Structure-function studies of a colony stimulating factor (CSF-1).

CSF-1 is a glycoprotein growth factor which specifically stimulates the survival, proliferation, and differentiation of cells of the mononuclear phagocytic lineage. In this study, microgram amounts of radiolabeled murine L-cell and human urinary CSF-1 were isolated in pure form and used to investigate the nature and extent of CSF-1 glycosylation and the requirement of the carbohydrate moiety for its biological and antibody-binding activities. The molecular weight of the preparations examined varied between approximately 47,000 and approximately 76,000. Reduction and alkylation halved the molecular weight of all preparations, reflecting within each the existence of two similar subunits.

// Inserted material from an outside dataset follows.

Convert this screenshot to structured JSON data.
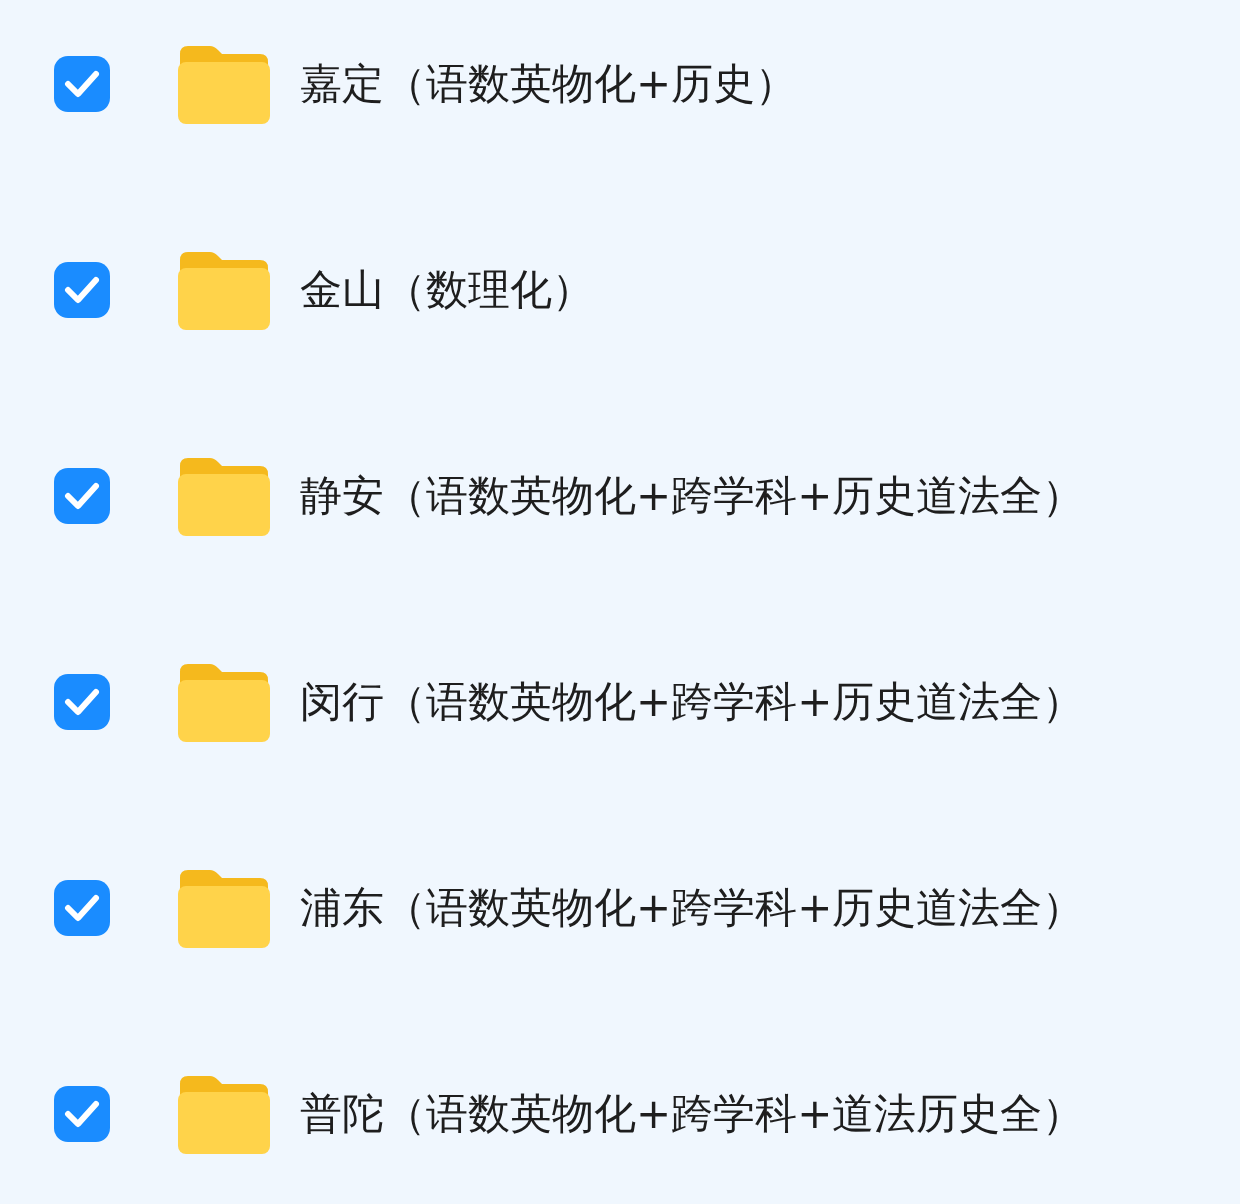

Exhaustive treatment of reduced and alkylated CSF-1 with endo-beta-N-acetylglucosaminidase D, but not endo-beta-N-acetylglucosaminidase H, gave rise to a molecule of Mr approximately 16,500 of which the polypeptide portion accounted for approximately 15,500. Whereas the parent molecule bound concanavalin A, the product did not, indicating that heterogeneity in the saccharide component could explain the observed variation in the molecular weight of CSF-1. These results also suggest that the two polypeptide chains in the dimeric CSF-1 molecule are very similar and possibly even identical. Because of the specificity of endo-beta-N-acetylglucosaminidase D, it is concluded that the carbohydrate moieties are Asn-linked "complex-type" units. Examination of the effects of endo-alpha-N-acetyl-D-galactosaminidase treatment on the molecular weight of reduced and alkylated CSF-1 failed to provide evidence for the existence of O-glycosidically linked oligosaccharides. Treatment of native CSF-1 with endo-beta-N-acetylglucosaminidase D was almost as efficient in removing carbohydrate as in the case of the reduced and alkylated subunits. Removal did not cause loss of antibody binding, receptor binding, or biological activity.